Those are both big assumptions.
When you take actual reality into account—instead of assumptions—you’ll find that most people have some form of metabolic dysfunction. That’s why lots of people find that they can lose weight and keep it off on a low-carb diet.
Often, during the weight-loss journey, people discover what foods they can and cannot tolerate. And as their bodies heal, they become healthier.
Other people can explain this better than I can.
Meanwhile, the CICO people favor putting more or fewer calories into a system that is already broken—without changing the system—and expect a good result.
It works if you’re generally healthy, but if you’re not? Good luck.
That’s health.
I see almost exactly the same thing happening around budgeting—especially budgeting around university operations.
“We need more money!” University Presidents cry. “We need to put more calories money into our system!”
Similar to calories, not all money is the same. Federal funding, especially grants, can only be spent on pre-approved activities. Universities try to skim off the top (F&A, I’m looking at you) but usually that money goes back into getting more grants. Even the way that tuition money is allocated, it follows so many arcane-sounding rules that the President or financial officer is prevented from distributing money into the places that need it.

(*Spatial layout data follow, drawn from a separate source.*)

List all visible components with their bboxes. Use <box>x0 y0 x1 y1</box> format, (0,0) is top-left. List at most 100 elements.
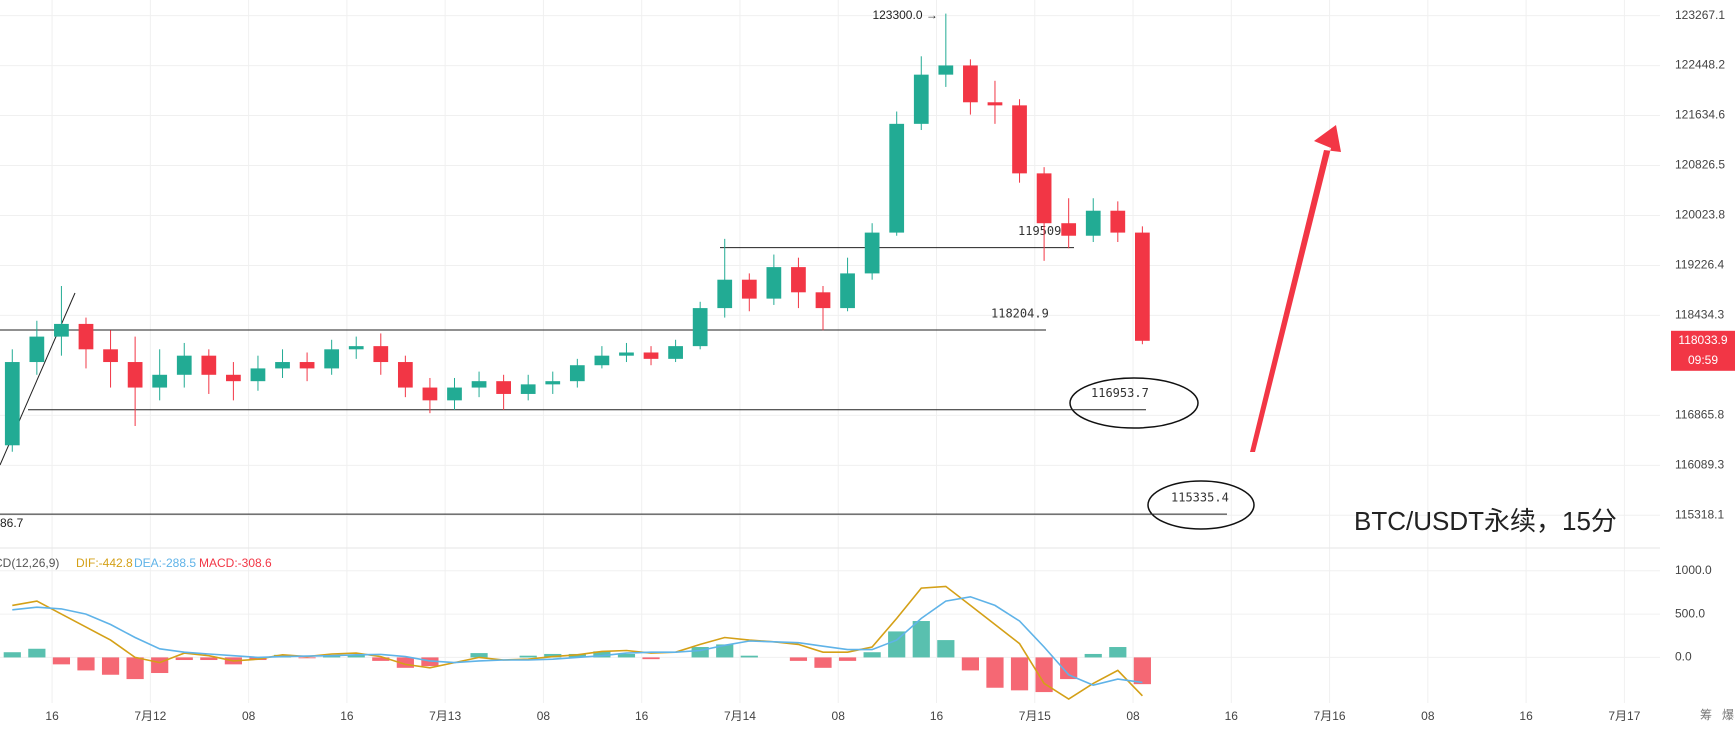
candle-body <box>717 279 733 309</box>
x-tick-label: 7月17 <box>1608 709 1640 723</box>
macd-bar <box>126 657 144 680</box>
candle-body <box>594 355 610 366</box>
candle-body <box>397 362 413 388</box>
candle-body <box>324 349 340 369</box>
macd-bar <box>716 644 734 658</box>
y-tick-label: 120023.8 <box>1675 208 1725 222</box>
y-tick-label: 115318.1 <box>1675 507 1724 521</box>
macd-bar <box>838 657 857 661</box>
macd-bar <box>912 621 930 658</box>
candle-body <box>226 374 241 382</box>
x-tick-label: 16 <box>635 709 649 723</box>
cut-label: 86.7 <box>0 516 24 530</box>
y-tick-label: 1000.0 <box>1675 563 1712 577</box>
candle-body <box>643 352 659 359</box>
candle-body <box>447 387 462 401</box>
candle-body <box>569 365 585 382</box>
candle-body <box>54 323 69 337</box>
y-tick-label: 119226.4 <box>1675 258 1724 272</box>
macd-bar <box>200 657 218 661</box>
candle-body <box>152 374 168 388</box>
candle-body <box>471 381 487 388</box>
last-price-tag <box>1671 330 1735 371</box>
candle-body <box>741 279 757 299</box>
plot <box>3 13 1151 700</box>
dif-line <box>12 585 1143 700</box>
macd-bar <box>593 651 611 658</box>
high-marker: 123300.0 → <box>872 8 937 22</box>
candle-body <box>299 362 315 369</box>
candle-body <box>913 74 929 124</box>
macd-bar <box>937 640 955 658</box>
candle-body <box>668 346 683 359</box>
circle-mark <box>1069 377 1199 429</box>
candle-body <box>889 123 905 233</box>
candle-body <box>176 355 192 375</box>
macd-bar <box>28 648 46 658</box>
y-tick-label: 500.0 <box>1675 606 1705 620</box>
candle-body <box>275 362 290 369</box>
candle-body <box>422 387 438 401</box>
candle-body <box>29 336 45 363</box>
candle-body <box>987 102 1003 106</box>
x-tick-label: 7月15 <box>1019 709 1051 723</box>
macd-bar <box>617 653 636 658</box>
candle-body <box>1012 105 1027 174</box>
macd-bar <box>740 655 758 658</box>
dea-legend: DEA:-288.5 <box>134 556 196 570</box>
y-tick-label: 121634.6 <box>1675 108 1725 122</box>
candle-body <box>619 352 634 356</box>
macd-bar <box>961 657 979 671</box>
macd-bar <box>814 657 832 668</box>
candle-body <box>840 273 855 309</box>
x-tick-label: 16 <box>1225 709 1239 723</box>
candle-body <box>938 65 954 75</box>
macd-bar <box>1010 657 1029 691</box>
macd-bar <box>52 657 71 665</box>
x-tick-label: 7月12 <box>134 709 166 723</box>
macd-bar <box>863 652 881 658</box>
y-tick-label: 122448.2 <box>1675 58 1725 72</box>
y-tick-label: 123267.1 <box>1675 8 1725 22</box>
candle-body <box>692 308 708 347</box>
candle-body <box>127 362 143 388</box>
y-tick-label: 116865.8 <box>1675 408 1724 422</box>
x-tick-label: 08 <box>1421 709 1435 723</box>
candle-body <box>963 65 978 103</box>
toolbar-item[interactable]: 爆 <box>1722 708 1734 722</box>
candle-body <box>4 362 20 446</box>
y-tick-label: 118434.3 <box>1675 308 1724 322</box>
macd-bar <box>396 657 414 668</box>
y-tick-label: 116089.3 <box>1675 458 1724 472</box>
x-tick-label: 7月14 <box>724 709 756 723</box>
candle-body <box>250 368 266 382</box>
x-tick-label: 16 <box>340 709 354 723</box>
x-tick-label: 16 <box>930 709 944 723</box>
x-tick-label: 7月16 <box>1314 709 1346 723</box>
chart-title: BTC/USDT永续，15分 <box>1354 506 1617 536</box>
candle-body <box>103 349 118 363</box>
macd-bar <box>347 654 365 658</box>
candle-body <box>348 346 364 350</box>
level-label: 118204.9 <box>991 306 1049 320</box>
toolbar-item[interactable]: 筹 <box>1700 708 1712 722</box>
macd-bar <box>1084 653 1102 658</box>
macd-bar <box>544 653 562 658</box>
macd-bar <box>470 653 488 658</box>
candle-body <box>496 381 511 394</box>
grid <box>0 0 1660 703</box>
macd-bar <box>101 657 120 675</box>
x-tick-label: 08 <box>242 709 256 723</box>
macd-bar <box>1035 657 1053 693</box>
macd-bar <box>298 657 316 659</box>
candle-body <box>520 384 536 394</box>
macd-value-legend: MACD:-308.6 <box>199 556 272 570</box>
x-tick-label: 16 <box>1519 709 1533 723</box>
y-tick-label: 120826.5 <box>1675 158 1725 172</box>
dea-line <box>12 595 1143 686</box>
countdown: 09:59 <box>1688 353 1718 367</box>
candle-body <box>1061 223 1077 236</box>
candle-body <box>864 232 880 274</box>
level-label: 115335.4 <box>1171 491 1229 505</box>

Similar to metabolic disfunction, often the system of budgeting—and calculating ROI—within the university is either nonexistent or broken.
For example:
As higher education budgets have been reduced over the past decades, colleges and universities have been forced to rely on institutional grants to pilot programs designed to reduce achievement gaps and increase overall student success. Difficulties often emerge, however, when the grant comes to an end and there are difficult financial decisions regarding the transitioning of processes, offices, practices, and personnel.
AHEE.org
So you have a broken system, and people trying to get support for stuffing more money into it, instead of sitting down and doing the (hard) work of figuring out how to best distribute the money into the most critical parts of the system.
More money isn’t going to help until you FIX where the money is going and how it’s being used. Otherwise, you’re just limping along with a system that can’t make the best use of what it has.
The university gets fat, and malnourished, with administrative bloat instead of people teaching and seeking the truth. With students who can pull in $ instead of students who are the best fit for the university’s mission and research objectives.
Universities have financial diabetes.